Half Groundhog
by Kenneth Pobo
I’m only half groundhog. My other half is human. At least my hog side is less prone to cruelty. I generally try to keep out of sight.
I have four legs, brown fur, but I’m six feet tall. I’m a vegetarian. Why do fully human people sit in houses? Why not go where a low growing Kent Belle bellflower in Mrs. MacCrackers’ garden makes the mouth water?
It’s a challenging life—no one wants to hire a groundhog man so I don’t work. I have no car or mortgage. I’m not a bum. You think it’s easy being this tall and living in a hole? I have to dig for a terribly long time. Look at my hand paws—worn away by constant digging. This Pennsylvania clay doesn’t help.
You will envy me one thing: sleep. While you pay heating bills and scrape ice off your windshield, I sleep. December, January, February—sweeeet! In spring I remember my dreams. Who needs movies when dreams stay so vivid?
For a groundhog man, I’m pretty well educated. People always throw books away, so I take them back to my hole. I taught myself how to read. Ask me anything. I can quote the prologue to The Canterbury Tales.
I’m fairly friendly, but people see me from porches and come out running and screaming. Can’t they afford my few nibbles? They eat big dinners, usually animals they’ve cooked, yet I eat a baby sunflower and you’d think I was the neighborhood terrorist.
It’s not only people. Try getting a date. No other groundhog will have me for a lover. I look weird to them. I don’t smell right. I’ve heard some people like furry guys, but I haven’t found one yet I can get back to my hole and they never let me in their houses.
I will probably die alone. Unless I find another like me. I’ve been looking—hard. I picture myself dead in my hole, which come to think of it would be convenient—no need for a burial when I come pre-buried. I’ll just start decaying and green up the trees.

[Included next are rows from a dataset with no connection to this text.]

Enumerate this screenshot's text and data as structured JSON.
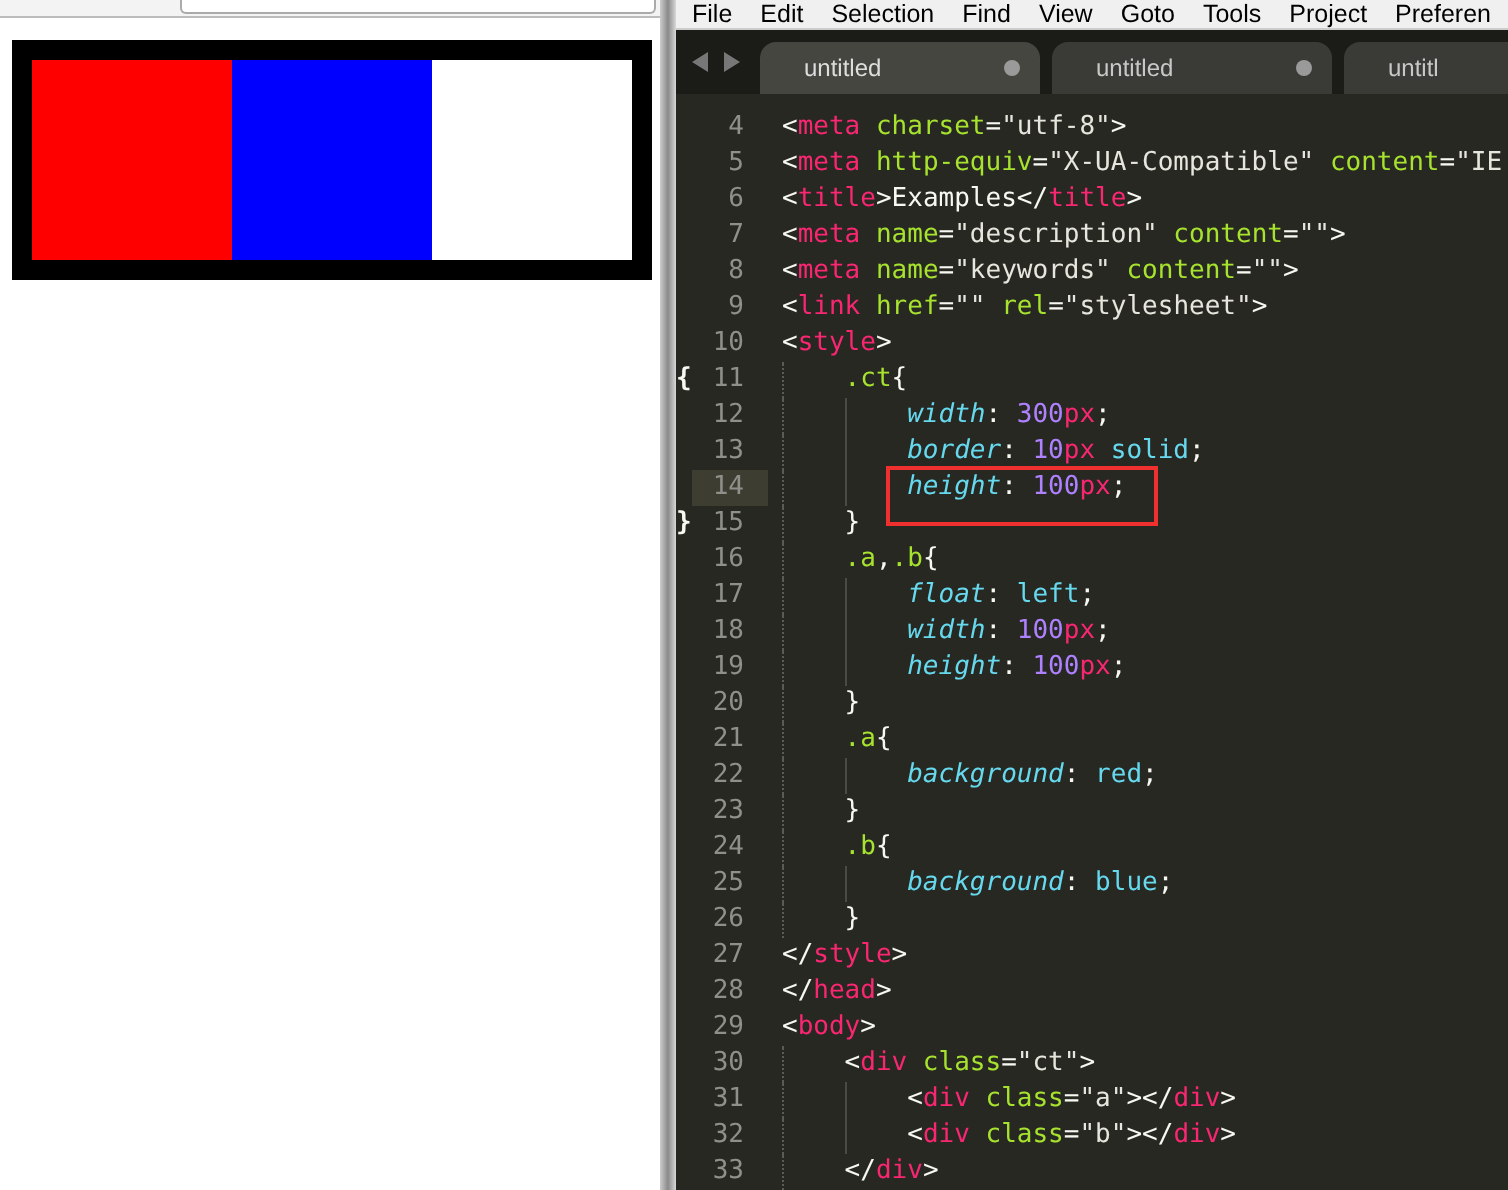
{
  "browser": {
    "demo_blocks": [
      {
        "color": "#ff0000"
      },
      {
        "color": "#0000ff"
      }
    ]
  },
  "editor": {
    "menu": [
      "File",
      "Edit",
      "Selection",
      "Find",
      "View",
      "Goto",
      "Tools",
      "Project",
      "Preferen"
    ],
    "tabs": [
      {
        "label": "untitled",
        "selected": true,
        "modified": true
      },
      {
        "label": "untitled",
        "selected": false,
        "modified": true
      },
      {
        "label": "untitl",
        "selected": false
      }
    ],
    "lines": [
      {
        "number": "4",
        "kind": "top",
        "current": false,
        "boxed": false,
        "tokens": [
          {
            "kind": "punct",
            "text": "<"
          },
          {
            "kind": "tag",
            "text": "meta"
          },
          {
            "kind": "attr",
            "text": " charset"
          },
          {
            "kind": "punct",
            "text": "="
          },
          {
            "kind": "str",
            "text": "\"utf-8\""
          },
          {
            "kind": "punct",
            "text": ">"
          }
        ]
      },
      {
        "number": "5",
        "kind": "top",
        "current": false,
        "boxed": false,
        "tokens": [
          {
            "kind": "punct",
            "text": "<"
          },
          {
            "kind": "tag",
            "text": "meta"
          },
          {
            "kind": "attr",
            "text": " http-equiv"
          },
          {
            "kind": "punct",
            "text": "="
          },
          {
            "kind": "str",
            "text": "\"X-UA-Compatible\""
          },
          {
            "kind": "attr",
            "text": " content"
          },
          {
            "kind": "punct",
            "text": "="
          },
          {
            "kind": "str",
            "text": "\"IE"
          }
        ]
      },
      {
        "number": "6",
        "kind": "top",
        "current": false,
        "boxed": false,
        "tokens": [
          {
            "kind": "punct",
            "text": "<"
          },
          {
            "kind": "tag",
            "text": "title"
          },
          {
            "kind": "punct",
            "text": ">Examples</"
          },
          {
            "kind": "tag",
            "text": "title"
          },
          {
            "kind": "punct",
            "text": ">"
          }
        ]
      },
      {
        "number": "7",
        "kind": "top",
        "current": false,
        "boxed": false,
        "tokens": [
          {
            "kind": "punct",
            "text": "<"
          },
          {
            "kind": "tag",
            "text": "meta"
          },
          {
            "kind": "attr",
            "text": " name"
          },
          {
            "kind": "punct",
            "text": "="
          },
          {
            "kind": "str",
            "text": "\"description\""
          },
          {
            "kind": "attr",
            "text": " content"
          },
          {
            "kind": "punct",
            "text": "="
          },
          {
            "kind": "str",
            "text": "\"\""
          },
          {
            "kind": "punct",
            "text": ">"
          }
        ]
      },
      {
        "number": "8",
        "kind": "top",
        "current": false,
        "boxed": false,
        "tokens": [
          {
            "kind": "punct",
            "text": "<"
          },
          {
            "kind": "tag",
            "text": "meta"
          },
          {
            "kind": "attr",
            "text": " name"
          },
          {
            "kind": "punct",
            "text": "="
          },
          {
            "kind": "str",
            "text": "\"keywords\""
          },
          {
            "kind": "attr",
            "text": " content"
          },
          {
            "kind": "punct",
            "text": "="
          },
          {
            "kind": "str",
            "text": "\"\""
          },
          {
            "kind": "punct",
            "text": ">"
          }
        ]
      },
      {
        "number": "9",
        "kind": "top",
        "current": false,
        "boxed": false,
        "tokens": [
          {
            "kind": "punct",
            "text": "<"
          },
          {
            "kind": "tag",
            "text": "link"
          },
          {
            "kind": "attr",
            "text": " href"
          },
          {
            "kind": "punct",
            "text": "="
          },
          {
            "kind": "str",
            "text": "\"\""
          },
          {
            "kind": "attr",
            "text": " rel"
          },
          {
            "kind": "punct",
            "text": "="
          },
          {
            "kind": "str",
            "text": "\"stylesheet\""
          },
          {
            "kind": "punct",
            "text": ">"
          }
        ]
      },
      {
        "number": "10",
        "kind": "top",
        "current": false,
        "boxed": false,
        "tokens": [
          {
            "kind": "punct",
            "text": "<"
          },
          {
            "kind": "tag",
            "text": "style"
          },
          {
            "kind": "punct",
            "text": ">"
          }
        ]
      },
      {
        "number": "11",
        "kind": "nested",
        "current": false,
        "boxed": false,
        "fold": "{",
        "tokens": [
          {
            "kind": "sel",
            "text": ".ct"
          },
          {
            "kind": "punct",
            "text": "{"
          }
        ]
      },
      {
        "number": "12",
        "kind": "deep",
        "current": false,
        "boxed": false,
        "tokens": [
          {
            "kind": "prop",
            "text": "width"
          },
          {
            "kind": "punct",
            "text": ": "
          },
          {
            "kind": "num",
            "text": "300"
          },
          {
            "kind": "unit",
            "text": "px"
          },
          {
            "kind": "punct",
            "text": ";"
          }
        ]
      },
      {
        "number": "13",
        "kind": "deep",
        "current": false,
        "boxed": false,
        "tokens": [
          {
            "kind": "prop",
            "text": "border"
          },
          {
            "kind": "punct",
            "text": ": "
          },
          {
            "kind": "num",
            "text": "10"
          },
          {
            "kind": "unit",
            "text": "px"
          },
          {
            "kind": "val",
            "text": " solid"
          },
          {
            "kind": "punct",
            "text": ";"
          }
        ]
      },
      {
        "number": "14",
        "kind": "deep",
        "current": true,
        "boxed": true,
        "tokens": [
          {
            "kind": "prop",
            "text": "height"
          },
          {
            "kind": "punct",
            "text": ": "
          },
          {
            "kind": "num",
            "text": "100"
          },
          {
            "kind": "unit",
            "text": "px"
          },
          {
            "kind": "punct",
            "text": ";"
          }
        ]
      },
      {
        "number": "15",
        "kind": "nested",
        "current": false,
        "boxed": false,
        "fold": "}",
        "tokens": [
          {
            "kind": "punct",
            "text": "}"
          }
        ]
      },
      {
        "number": "16",
        "kind": "nested",
        "current": false,
        "boxed": false,
        "tokens": [
          {
            "kind": "sel",
            "text": ".a"
          },
          {
            "kind": "punct",
            "text": ","
          },
          {
            "kind": "sel",
            "text": ".b"
          },
          {
            "kind": "punct",
            "text": "{"
          }
        ]
      },
      {
        "number": "17",
        "kind": "deep",
        "current": false,
        "boxed": false,
        "tokens": [
          {
            "kind": "prop",
            "text": "float"
          },
          {
            "kind": "punct",
            "text": ": "
          },
          {
            "kind": "val",
            "text": "left"
          },
          {
            "kind": "punct",
            "text": ";"
          }
        ]
      },
      {
        "number": "18",
        "kind": "deep",
        "current": false,
        "boxed": false,
        "tokens": [
          {
            "kind": "prop",
            "text": "width"
          },
          {
            "kind": "punct",
            "text": ": "
          },
          {
            "kind": "num",
            "text": "100"
          },
          {
            "kind": "unit",
            "text": "px"
          },
          {
            "kind": "punct",
            "text": ";"
          }
        ]
      },
      {
        "number": "19",
        "kind": "deep",
        "current": false,
        "boxed": false,
        "tokens": [
          {
            "kind": "prop",
            "text": "height"
          },
          {
            "kind": "punct",
            "text": ": "
          },
          {
            "kind": "num",
            "text": "100"
          },
          {
            "kind": "unit",
            "text": "px"
          },
          {
            "kind": "punct",
            "text": ";"
          }
        ]
      },
      {
        "number": "20",
        "kind": "nested",
        "current": false,
        "boxed": false,
        "tokens": [
          {
            "kind": "punct",
            "text": "}"
          }
        ]
      },
      {
        "number": "21",
        "kind": "nested",
        "current": false,
        "boxed": false,
        "tokens": [
          {
            "kind": "sel",
            "text": ".a"
          },
          {
            "kind": "punct",
            "text": "{"
          }
        ]
      },
      {
        "number": "22",
        "kind": "deep",
        "current": false,
        "boxed": false,
        "tokens": [
          {
            "kind": "prop",
            "text": "background"
          },
          {
            "kind": "punct",
            "text": ": "
          },
          {
            "kind": "val",
            "text": "red"
          },
          {
            "kind": "punct",
            "text": ";"
          }
        ]
      },
      {
        "number": "23",
        "kind": "nested",
        "current": false,
        "boxed": false,
        "tokens": [
          {
            "kind": "punct",
            "text": "}"
          }
        ]
      },
      {
        "number": "24",
        "kind": "nested",
        "current": false,
        "boxed": false,
        "tokens": [
          {
            "kind": "sel",
            "text": ".b"
          },
          {
            "kind": "punct",
            "text": "{"
          }
        ]
      },
      {
        "number": "25",
        "kind": "deep",
        "current": false,
        "boxed": false,
        "tokens": [
          {
            "kind": "prop",
            "text": "background"
          },
          {
            "kind": "punct",
            "text": ": "
          },
          {
            "kind": "val",
            "text": "blue"
          },
          {
            "kind": "punct",
            "text": ";"
          }
        ]
      },
      {
        "number": "26",
        "kind": "nested",
        "current": false,
        "boxed": false,
        "tokens": [
          {
            "kind": "punct",
            "text": "}"
          }
        ]
      },
      {
        "number": "27",
        "kind": "top",
        "current": false,
        "boxed": false,
        "tokens": [
          {
            "kind": "punct",
            "text": "</"
          },
          {
            "kind": "tag",
            "text": "style"
          },
          {
            "kind": "punct",
            "text": ">"
          }
        ]
      },
      {
        "number": "28",
        "kind": "top",
        "current": false,
        "boxed": false,
        "tokens": [
          {
            "kind": "punct",
            "text": "</"
          },
          {
            "kind": "tag",
            "text": "head"
          },
          {
            "kind": "punct",
            "text": ">"
          }
        ]
      },
      {
        "number": "29",
        "kind": "top",
        "current": false,
        "boxed": false,
        "tokens": [
          {
            "kind": "punct",
            "text": "<"
          },
          {
            "kind": "tag",
            "text": "body"
          },
          {
            "kind": "punct",
            "text": ">"
          }
        ]
      },
      {
        "number": "30",
        "kind": "nested",
        "current": false,
        "boxed": false,
        "tokens": [
          {
            "kind": "punct",
            "text": "<"
          },
          {
            "kind": "tag",
            "text": "div"
          },
          {
            "kind": "attr",
            "text": " class"
          },
          {
            "kind": "punct",
            "text": "="
          },
          {
            "kind": "str",
            "text": "\"ct\""
          },
          {
            "kind": "punct",
            "text": ">"
          }
        ]
      },
      {
        "number": "31",
        "kind": "deep",
        "current": false,
        "boxed": false,
        "tokens": [
          {
            "kind": "punct",
            "text": "<"
          },
          {
            "kind": "tag",
            "text": "div"
          },
          {
            "kind": "attr",
            "text": " class"
          },
          {
            "kind": "punct",
            "text": "="
          },
          {
            "kind": "str",
            "text": "\"a\""
          },
          {
            "kind": "punct",
            "text": "></"
          },
          {
            "kind": "tag",
            "text": "div"
          },
          {
            "kind": "punct",
            "text": ">"
          }
        ]
      },
      {
        "number": "32",
        "kind": "deep",
        "current": false,
        "boxed": false,
        "tokens": [
          {
            "kind": "punct",
            "text": "<"
          },
          {
            "kind": "tag",
            "text": "div"
          },
          {
            "kind": "attr",
            "text": " class"
          },
          {
            "kind": "punct",
            "text": "="
          },
          {
            "kind": "str",
            "text": "\"b\""
          },
          {
            "kind": "punct",
            "text": "></"
          },
          {
            "kind": "tag",
            "text": "div"
          },
          {
            "kind": "punct",
            "text": ">"
          }
        ]
      },
      {
        "number": "33",
        "kind": "nested",
        "current": false,
        "boxed": false,
        "tokens": [
          {
            "kind": "punct",
            "text": "</"
          },
          {
            "kind": "tag",
            "text": "div"
          },
          {
            "kind": "punct",
            "text": ">"
          }
        ]
      }
    ]
  }
}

Everyone has a dream. I read that in a Reader’s Digest. Mine is to fly though I know this dream won’t come true. Just once, if I could leave the Earth, get a cloud’s point of view. Or shock a crow when she sees me above a willow. I sniff the dirt, my belly wet with dew. I’ve learned to be happy in the moment: heavy brush behind a shed, a few sprouts of lavender. It’s enough.
In my winter dreams I fly. No one shoots me down. I dig my burrow between clouds.